Etouffé par l’inflation la plus élevée du monde (180,9 % en 2015) et la pénurie d’aliments et de médicaments, le Venezuela est entré dans “une nouvelle étape de confrontation politique”,rapporte le journal espagnol El País. L’appel à un référendum pour ou contre la révocation du président est la priorité de l’opposition. Ce projet est soutenu par une mobilisation citoyenne. “Sous la contrainte du gouvernement, le Conseil national électoral (CNE) exigeait 1 % des inscrits sur les listes électorales (quelque 200 000 électeurs) pour entreprendre la révocation. L’opposition a dépassé ces attentes avec 1,8 million d’adhésions”, explique le quotidien. C’est simplement la première étape du processus. Maduro a déjà sommé son parti de vérifier chacune des signatures auprès du Conseil national électoral, ce qui est illégal d’après les statuts du CNE. L’opposition, qui a qualifié la mesure d’“acte d’intimidation”, a déjà annoncé qu’elle déposerait plainte devant les tribunaux.
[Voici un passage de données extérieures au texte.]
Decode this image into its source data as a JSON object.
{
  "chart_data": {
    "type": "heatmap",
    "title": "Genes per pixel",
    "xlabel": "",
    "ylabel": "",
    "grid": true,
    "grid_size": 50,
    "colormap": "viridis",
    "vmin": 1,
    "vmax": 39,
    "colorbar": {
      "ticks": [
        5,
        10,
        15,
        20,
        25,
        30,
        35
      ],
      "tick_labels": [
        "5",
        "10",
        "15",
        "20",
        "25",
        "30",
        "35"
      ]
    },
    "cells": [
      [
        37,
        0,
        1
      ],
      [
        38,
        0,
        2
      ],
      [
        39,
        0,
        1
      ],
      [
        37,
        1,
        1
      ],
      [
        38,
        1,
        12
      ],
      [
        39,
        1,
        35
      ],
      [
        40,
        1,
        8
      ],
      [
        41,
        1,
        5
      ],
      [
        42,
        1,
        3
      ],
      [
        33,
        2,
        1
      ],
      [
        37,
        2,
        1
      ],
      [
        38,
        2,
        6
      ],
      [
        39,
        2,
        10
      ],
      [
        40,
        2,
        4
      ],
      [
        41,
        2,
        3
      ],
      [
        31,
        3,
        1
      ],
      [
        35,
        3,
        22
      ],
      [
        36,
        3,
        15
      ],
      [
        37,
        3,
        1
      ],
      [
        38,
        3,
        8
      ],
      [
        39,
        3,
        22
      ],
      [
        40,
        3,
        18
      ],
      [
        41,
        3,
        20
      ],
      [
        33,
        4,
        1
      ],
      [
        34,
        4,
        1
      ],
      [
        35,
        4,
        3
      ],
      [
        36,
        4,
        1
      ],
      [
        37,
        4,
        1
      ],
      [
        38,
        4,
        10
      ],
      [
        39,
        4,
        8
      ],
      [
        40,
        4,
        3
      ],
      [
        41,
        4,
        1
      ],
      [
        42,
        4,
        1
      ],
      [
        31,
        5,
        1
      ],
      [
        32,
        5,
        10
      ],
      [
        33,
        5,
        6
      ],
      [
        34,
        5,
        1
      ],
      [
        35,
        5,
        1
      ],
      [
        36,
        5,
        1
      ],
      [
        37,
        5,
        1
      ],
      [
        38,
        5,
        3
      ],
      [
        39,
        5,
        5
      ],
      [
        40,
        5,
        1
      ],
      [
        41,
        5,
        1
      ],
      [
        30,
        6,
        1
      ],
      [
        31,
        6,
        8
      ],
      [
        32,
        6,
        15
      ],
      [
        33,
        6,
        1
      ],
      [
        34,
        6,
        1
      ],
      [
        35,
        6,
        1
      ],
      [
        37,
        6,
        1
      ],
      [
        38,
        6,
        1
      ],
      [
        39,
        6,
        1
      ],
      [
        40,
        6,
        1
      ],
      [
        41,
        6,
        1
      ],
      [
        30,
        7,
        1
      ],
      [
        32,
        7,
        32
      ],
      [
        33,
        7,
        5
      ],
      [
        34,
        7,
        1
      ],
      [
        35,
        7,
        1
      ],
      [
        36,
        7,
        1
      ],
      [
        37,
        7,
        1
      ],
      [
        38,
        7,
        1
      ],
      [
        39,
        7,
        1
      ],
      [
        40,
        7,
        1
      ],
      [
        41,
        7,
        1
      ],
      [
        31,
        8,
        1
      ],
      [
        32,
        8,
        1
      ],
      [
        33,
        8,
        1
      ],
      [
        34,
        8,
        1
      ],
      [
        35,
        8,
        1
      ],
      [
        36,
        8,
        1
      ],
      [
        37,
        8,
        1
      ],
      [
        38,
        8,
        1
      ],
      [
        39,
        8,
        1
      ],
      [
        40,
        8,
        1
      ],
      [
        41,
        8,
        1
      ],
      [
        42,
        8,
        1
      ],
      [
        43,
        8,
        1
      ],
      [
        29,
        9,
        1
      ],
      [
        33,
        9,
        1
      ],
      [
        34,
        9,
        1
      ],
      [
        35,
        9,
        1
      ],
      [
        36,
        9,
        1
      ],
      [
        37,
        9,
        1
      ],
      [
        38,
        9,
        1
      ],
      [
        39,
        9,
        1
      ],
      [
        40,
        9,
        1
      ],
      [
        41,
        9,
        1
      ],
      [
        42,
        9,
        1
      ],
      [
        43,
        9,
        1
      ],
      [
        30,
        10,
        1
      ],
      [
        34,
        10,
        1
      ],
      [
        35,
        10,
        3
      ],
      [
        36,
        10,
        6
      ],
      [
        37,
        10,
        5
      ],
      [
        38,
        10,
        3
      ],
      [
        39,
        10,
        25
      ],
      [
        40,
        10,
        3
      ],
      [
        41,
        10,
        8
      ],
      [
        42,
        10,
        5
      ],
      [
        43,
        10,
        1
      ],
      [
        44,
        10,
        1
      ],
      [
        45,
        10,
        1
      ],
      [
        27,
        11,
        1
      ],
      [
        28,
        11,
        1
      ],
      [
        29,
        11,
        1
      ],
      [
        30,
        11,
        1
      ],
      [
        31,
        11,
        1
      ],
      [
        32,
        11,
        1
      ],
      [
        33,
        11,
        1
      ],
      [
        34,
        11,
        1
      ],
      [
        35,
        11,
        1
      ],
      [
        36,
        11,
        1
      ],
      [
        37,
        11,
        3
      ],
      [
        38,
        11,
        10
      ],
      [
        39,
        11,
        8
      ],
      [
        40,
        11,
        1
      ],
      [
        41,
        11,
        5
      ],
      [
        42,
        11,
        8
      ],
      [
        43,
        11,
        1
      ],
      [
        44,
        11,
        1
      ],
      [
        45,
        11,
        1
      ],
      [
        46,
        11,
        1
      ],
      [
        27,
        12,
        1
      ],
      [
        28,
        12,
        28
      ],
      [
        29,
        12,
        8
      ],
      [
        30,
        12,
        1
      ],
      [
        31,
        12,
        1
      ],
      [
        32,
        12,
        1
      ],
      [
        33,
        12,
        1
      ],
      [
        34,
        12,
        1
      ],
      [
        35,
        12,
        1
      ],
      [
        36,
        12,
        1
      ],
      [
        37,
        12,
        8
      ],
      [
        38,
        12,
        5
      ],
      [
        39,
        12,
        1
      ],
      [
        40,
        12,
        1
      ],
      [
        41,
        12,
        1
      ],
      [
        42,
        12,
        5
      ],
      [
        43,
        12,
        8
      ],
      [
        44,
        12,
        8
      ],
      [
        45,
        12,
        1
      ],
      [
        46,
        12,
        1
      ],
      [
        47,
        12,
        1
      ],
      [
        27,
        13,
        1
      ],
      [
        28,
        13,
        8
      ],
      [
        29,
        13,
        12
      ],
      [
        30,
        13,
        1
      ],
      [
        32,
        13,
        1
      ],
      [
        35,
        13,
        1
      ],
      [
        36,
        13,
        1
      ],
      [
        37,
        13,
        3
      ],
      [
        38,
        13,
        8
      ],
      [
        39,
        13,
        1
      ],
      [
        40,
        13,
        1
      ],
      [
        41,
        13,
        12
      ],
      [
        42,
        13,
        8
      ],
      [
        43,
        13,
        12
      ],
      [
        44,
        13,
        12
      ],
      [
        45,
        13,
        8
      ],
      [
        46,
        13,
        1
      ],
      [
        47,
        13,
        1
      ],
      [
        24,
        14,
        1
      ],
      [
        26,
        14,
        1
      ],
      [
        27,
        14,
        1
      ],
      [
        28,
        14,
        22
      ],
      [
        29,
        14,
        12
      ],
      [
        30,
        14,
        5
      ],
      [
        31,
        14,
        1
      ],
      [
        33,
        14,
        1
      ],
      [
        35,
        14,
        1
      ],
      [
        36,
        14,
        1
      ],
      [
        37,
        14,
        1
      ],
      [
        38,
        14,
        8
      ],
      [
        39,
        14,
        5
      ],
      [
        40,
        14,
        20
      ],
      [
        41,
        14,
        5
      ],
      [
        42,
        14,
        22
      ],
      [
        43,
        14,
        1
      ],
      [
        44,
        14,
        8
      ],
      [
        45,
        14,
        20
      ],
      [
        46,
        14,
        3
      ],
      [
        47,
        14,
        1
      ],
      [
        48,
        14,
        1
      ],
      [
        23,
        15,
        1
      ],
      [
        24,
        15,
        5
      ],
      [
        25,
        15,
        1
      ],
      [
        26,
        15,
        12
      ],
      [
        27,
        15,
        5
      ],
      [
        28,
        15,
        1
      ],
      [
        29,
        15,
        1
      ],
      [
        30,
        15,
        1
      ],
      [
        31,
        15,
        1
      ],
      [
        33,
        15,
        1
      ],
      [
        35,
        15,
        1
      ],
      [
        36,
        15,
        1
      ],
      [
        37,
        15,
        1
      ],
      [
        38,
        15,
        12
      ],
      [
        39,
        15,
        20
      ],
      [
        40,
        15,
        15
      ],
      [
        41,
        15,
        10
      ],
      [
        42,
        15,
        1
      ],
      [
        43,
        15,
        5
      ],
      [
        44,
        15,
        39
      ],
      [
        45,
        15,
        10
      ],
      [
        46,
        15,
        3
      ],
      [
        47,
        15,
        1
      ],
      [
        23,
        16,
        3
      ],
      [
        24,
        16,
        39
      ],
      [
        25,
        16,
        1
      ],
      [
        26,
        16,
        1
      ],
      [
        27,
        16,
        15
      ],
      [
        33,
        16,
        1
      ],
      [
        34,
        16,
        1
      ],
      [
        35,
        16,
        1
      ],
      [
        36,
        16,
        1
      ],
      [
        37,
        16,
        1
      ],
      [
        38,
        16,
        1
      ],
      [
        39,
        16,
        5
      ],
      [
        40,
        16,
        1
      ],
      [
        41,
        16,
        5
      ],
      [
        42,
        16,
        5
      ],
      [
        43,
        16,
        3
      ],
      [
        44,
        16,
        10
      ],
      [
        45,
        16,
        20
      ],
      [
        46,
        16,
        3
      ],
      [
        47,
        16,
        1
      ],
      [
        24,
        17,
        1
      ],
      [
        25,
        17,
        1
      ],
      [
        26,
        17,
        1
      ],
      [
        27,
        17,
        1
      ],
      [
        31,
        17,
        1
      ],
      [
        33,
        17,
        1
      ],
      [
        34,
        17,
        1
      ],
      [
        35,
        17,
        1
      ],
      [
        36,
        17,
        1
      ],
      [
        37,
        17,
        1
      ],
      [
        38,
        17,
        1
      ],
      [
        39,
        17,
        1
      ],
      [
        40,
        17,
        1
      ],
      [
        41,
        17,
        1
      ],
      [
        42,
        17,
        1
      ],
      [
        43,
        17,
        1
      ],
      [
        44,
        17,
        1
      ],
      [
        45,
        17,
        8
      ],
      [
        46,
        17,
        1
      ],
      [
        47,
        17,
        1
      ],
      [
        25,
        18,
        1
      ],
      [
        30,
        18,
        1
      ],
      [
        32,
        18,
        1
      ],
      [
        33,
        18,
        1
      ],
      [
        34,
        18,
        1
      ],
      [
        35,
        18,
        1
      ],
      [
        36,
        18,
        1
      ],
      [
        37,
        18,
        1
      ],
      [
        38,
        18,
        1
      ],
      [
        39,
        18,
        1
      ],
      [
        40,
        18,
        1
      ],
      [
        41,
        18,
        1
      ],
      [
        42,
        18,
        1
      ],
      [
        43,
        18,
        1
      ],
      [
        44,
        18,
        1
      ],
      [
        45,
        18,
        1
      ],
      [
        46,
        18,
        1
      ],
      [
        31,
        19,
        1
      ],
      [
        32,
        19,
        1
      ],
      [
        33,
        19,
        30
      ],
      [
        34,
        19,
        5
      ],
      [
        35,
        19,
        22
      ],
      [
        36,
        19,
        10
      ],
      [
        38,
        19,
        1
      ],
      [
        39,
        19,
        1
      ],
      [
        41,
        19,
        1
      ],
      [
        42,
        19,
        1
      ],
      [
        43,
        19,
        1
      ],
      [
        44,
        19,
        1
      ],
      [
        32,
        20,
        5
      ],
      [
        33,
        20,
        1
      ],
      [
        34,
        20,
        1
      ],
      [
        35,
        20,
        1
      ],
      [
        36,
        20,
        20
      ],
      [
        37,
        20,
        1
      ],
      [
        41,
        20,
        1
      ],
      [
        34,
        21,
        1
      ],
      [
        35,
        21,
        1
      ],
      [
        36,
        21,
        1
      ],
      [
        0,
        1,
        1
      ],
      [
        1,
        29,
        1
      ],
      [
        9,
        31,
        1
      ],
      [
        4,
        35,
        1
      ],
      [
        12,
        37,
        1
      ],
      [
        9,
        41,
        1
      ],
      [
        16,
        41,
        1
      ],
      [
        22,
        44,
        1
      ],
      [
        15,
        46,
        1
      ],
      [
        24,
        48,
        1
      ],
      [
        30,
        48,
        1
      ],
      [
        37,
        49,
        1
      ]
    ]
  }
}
La crise, moteur de l’opposition

Le 13 mai, le président Nicolas Maduro a proclamé l’état d’urgence dans le pays. Il entend combattre ainsi les conspirations contre son gouvernement et se protéger face à la possibilité d’un coup d’Etat. Pour l’opposition, c’est une manœuvre pour étouffer la contestation. L’opposition s’est renforcée depuis que Maduro est au pouvoir,“une prouesse inimaginable dans l’ère Chávez” écrit le journal. “La crise a été le moteur. Le pays s’effondre sans que le gouvernement n’apporte de solution. Le gouvernement est incapable de garantir les droits de base : l’accès à l’électricité, à l’eau, aux aliments et au droit à la vie face à la pénurie de médicaments et au dysfonctionnement des hôpitaux”,explique Jesús Chuo Torrealba, l’homme fort de la coalition de l’opposition (MUD).